Veja – Quais são os principais oponentes da pesquisa com células-tronco embrionárias no Brasil?

Mayana – A oposição vem basicamente da Igreja Católica. Entre as igrejas evangélicas existe uma divisão, mas muitas são a favor. É fundamental que as pessoas entendam que não existe uma briga dos cientistas com a Igreja Católica. A decisão que o Supremo Tribunal Federal vai tomar na semana que vem, liberando ou não as pesquisas com células-tronco embrionárias, diz respeito a toda a sociedade. Por isso, é preciso que não haja desinformação. Há gente confundindo pesquisa com células-tronco embrionárias com aborto.

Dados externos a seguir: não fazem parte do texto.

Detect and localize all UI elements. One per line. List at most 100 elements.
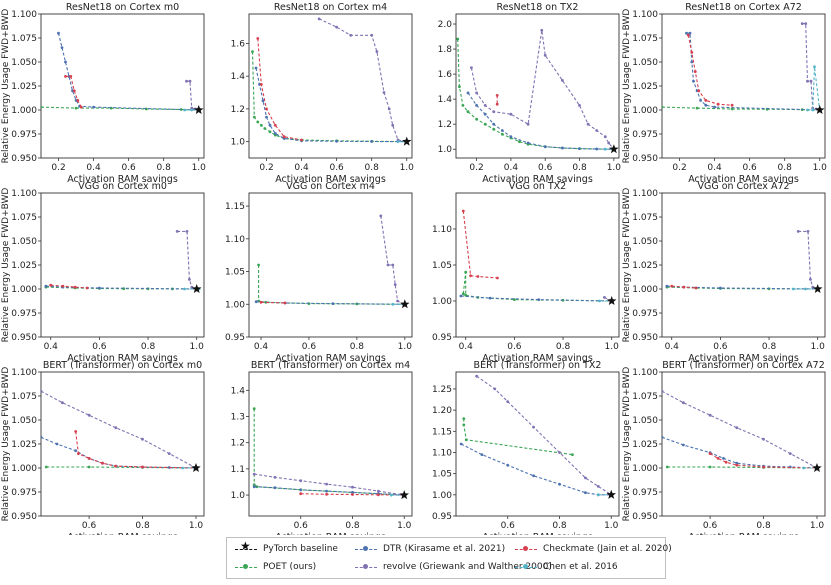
series-point-revolve <box>375 50 379 53</box>
series-point-revolve <box>351 485 354 489</box>
x-tick-label: 0.8 <box>762 342 777 352</box>
series-point-revolve <box>526 122 530 126</box>
series-point-revolve <box>299 479 303 483</box>
series-line-checkmate <box>50 284 88 289</box>
series-point-revolve <box>762 437 765 441</box>
x-tick-label: 0.2 <box>51 163 65 173</box>
y-tick-label: 0.950 <box>632 154 658 164</box>
series-point-dtr <box>265 115 268 119</box>
series-point-revolve <box>806 79 809 83</box>
series-point-dtr <box>578 147 581 151</box>
series-point-dtr <box>325 489 328 493</box>
series-point-checkmate <box>259 300 263 304</box>
x-tick-label: 0.4 <box>294 163 309 173</box>
series-point-checkmate <box>299 492 303 496</box>
x-tick-label: 0.8 <box>556 342 571 352</box>
series-point-checkmate <box>690 51 694 54</box>
x-tick-label: 1.0 <box>400 163 415 173</box>
series-point-dtr <box>543 145 547 149</box>
series-point-dtr <box>466 91 470 95</box>
y-tick-label: 1.100 <box>11 189 37 199</box>
series-point-revolve <box>561 79 564 82</box>
y-tick-label: 1.05 <box>225 268 245 278</box>
x-tick-label: 0.2 <box>259 163 273 173</box>
x-tick-label: 0.6 <box>742 163 757 173</box>
series-point-checkmate <box>670 284 674 288</box>
x-axis-label: Activation RAM savings <box>482 532 593 535</box>
x-tick-label: 0.4 <box>44 342 59 352</box>
series-point-poet <box>252 115 256 119</box>
legend-item-revolve: revolve (Griewank and Walther 2000) <box>355 562 552 572</box>
series-point-poet <box>259 123 263 127</box>
series-point-dtr <box>335 139 338 143</box>
series-line-dtr <box>662 436 818 469</box>
figure-grid: ResNet18 on Cortex m0 0.2 0.4 0.6 0.8 1.0 0.95… <box>1 2 827 535</box>
plot-area <box>455 192 620 338</box>
chart-panel-8: BERT (Transformer) on Cortex m0 0.6 0.8 1.0… <box>1 360 205 535</box>
series-point-dtr <box>509 135 513 139</box>
series-point-checkmate <box>735 463 739 467</box>
series-point-chen <box>603 147 607 151</box>
series-point-dtr <box>98 286 101 290</box>
series-point-revolve <box>596 485 600 488</box>
y-tick-label: 0.950 <box>632 333 658 343</box>
y-tick-label: 1.075 <box>11 34 37 44</box>
series-point-checkmate <box>693 70 697 73</box>
series-point-poet <box>74 106 78 110</box>
chart-title: ResNet18 on Cortex A72 <box>685 2 802 13</box>
series-point-checkmate <box>686 33 690 37</box>
series-point-dtr <box>459 442 463 446</box>
x-axis-label: Activation RAM savings <box>67 532 178 535</box>
y-tick-label: 1.2 <box>438 120 452 130</box>
series-point-poet <box>44 465 48 469</box>
legend: ★ PyTorch baseline POET (ours) DTR (Kira… <box>226 537 672 579</box>
series-point-poet <box>466 110 470 114</box>
series-point-poet <box>464 270 468 274</box>
chart-panel-10: BERT (Transformer) on TX2 0.6 0.8 1.0 0.95 1.… <box>432 360 620 535</box>
x-tick-label: 0.6 <box>507 342 522 352</box>
series-point-revolve <box>662 389 664 393</box>
y-tick-label: 1.075 <box>632 392 658 402</box>
series-point-revolve <box>325 482 328 486</box>
y-tick-label: 1.025 <box>632 440 658 450</box>
series-point-revolve <box>349 33 353 37</box>
x-tick-label: 0.6 <box>121 163 136 173</box>
series-point-chen <box>598 299 601 303</box>
series-point-revolve <box>682 401 685 405</box>
series-line-poet <box>457 38 614 150</box>
x-tick-label: 0.4 <box>707 163 722 173</box>
legend-label-checkmate: Checkmate (Jain et al. 2020) <box>543 544 672 554</box>
x-tick-label: 1.0 <box>810 521 825 531</box>
series-point-checkmate <box>724 460 728 464</box>
y-tick-label: 1.050 <box>11 58 37 68</box>
baseline-star-marker <box>191 284 202 293</box>
x-tick-label: 1.0 <box>190 342 205 352</box>
x-tick-label: 0.6 <box>82 521 97 531</box>
series-point-dtr <box>60 46 64 49</box>
baseline-star-marker <box>606 296 617 305</box>
y-axis-label: Relative Energy Usage FWD+BWD <box>1 188 11 343</box>
series-point-chen <box>802 466 805 470</box>
chart-title: BERT (Transformer) on Cortex A72 <box>662 360 825 371</box>
series-point-revolve <box>475 91 478 95</box>
chart-title: VGG on TX2 <box>509 181 566 192</box>
y-tick-label: 1.025 <box>11 82 37 92</box>
baseline-star-marker <box>400 299 410 309</box>
y-tick-label: 1.000 <box>632 464 658 474</box>
series-point-dtr <box>252 485 256 489</box>
series-point-revolve <box>584 476 587 480</box>
x-tick-label: 0.8 <box>572 163 587 173</box>
y-tick-label: 1.20 <box>432 406 452 416</box>
y-tick-label: 1.050 <box>11 416 37 426</box>
series-point-revolve <box>175 230 179 233</box>
series-point-checkmate <box>708 452 712 455</box>
x-tick-label: 0.8 <box>552 521 567 531</box>
series-point-revolve <box>493 387 497 391</box>
series-point-revolve <box>809 79 813 83</box>
series-point-chen <box>183 287 186 291</box>
series-point-chen <box>792 287 795 291</box>
y-tick-label: 1.10 <box>225 235 245 245</box>
series-point-dtr <box>500 129 504 132</box>
x-tick-label: 0.6 <box>294 521 309 531</box>
series-point-revolve <box>796 230 800 233</box>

A oposição não é somente da Igreja Católica, a Luterana, a Batista, a Anglicana, a Igreja Cristã Reformada, a Metodista, a Presbiteriana e a Ortodoxa também o fazem. De modo geral as Igrejas Cristãs tradicionais mais antigas e sérias são contra essas pesquisas, algumas Igrejas neo-pentecostais, como a Igreja Universal do Reino de Deus (IURD) e outras da mesma linha, são tão contraditórias que às vezes permitem até o aborto (às vezes não defendem a vida mas o dinheiro). Muitos grupos espíritas são contra as pesquisas dessas células também. De acordo com uma pesquisa rápida que fiz na internet, entre os judeus não há opinião oficial mas muitos são a favor e entre os mulçumanos, talvez por falta de informação de muitos e da falta de uma unidade entre eles, uns líderes são radicalmente contra e outros a favor. E, na verdade, esse não é um debate de cunho religioso mas moral e ético.
Achei interessante um comentário que vi no site: http://igrejauna.blogspot.com/2008_05_01_archive.html em que o Danilo Augusto disse sobre a votação do STF: Todo mundo já sabia que a história iria terminar assim. Não foi surpresa.
Depois de “amplas discussões” os mais importantes ministros do Supremo decidiram permitir a pesquisa com as famosas células tronco embrionárias.
Dois argumentos principais foram usados: 1. se o Brasil não pesquisar com as células embrionárias poderá ficar na rabeira da evolução cientifica mundial. 2. o estado é laico e não pode ter seu desenvolvimento cientifico prejudicado pelo “atraso” das posições da Igreja.
Devemos ressaltar que o uso do “Argumento da igreja católica”, como forma de caracterizar toda a tentativa de se preservar a dignidade da pessoa humana, foi muito bem explorado pelos geneticistas da USP e de outras “instituições públicas” para desacreditar os defensores da inconstitucionalidade da lei em questão.
Os cientistas pró-pesquisas mudaram vergonhosamente o tom do “diálogo democrático”, fazendo com que não mais se discutisse validamente o resultado e o método de tais pesquisas, mas criaram um ambiente “inquisitorial” onde era a fé versus a razão. Contribuíram os meios de comunicação de massa (Globo e Record, principalmente) quando noticiavam coisas do tipo “o Ministro, que é ligado à Igreja Católica, pediu vista...”.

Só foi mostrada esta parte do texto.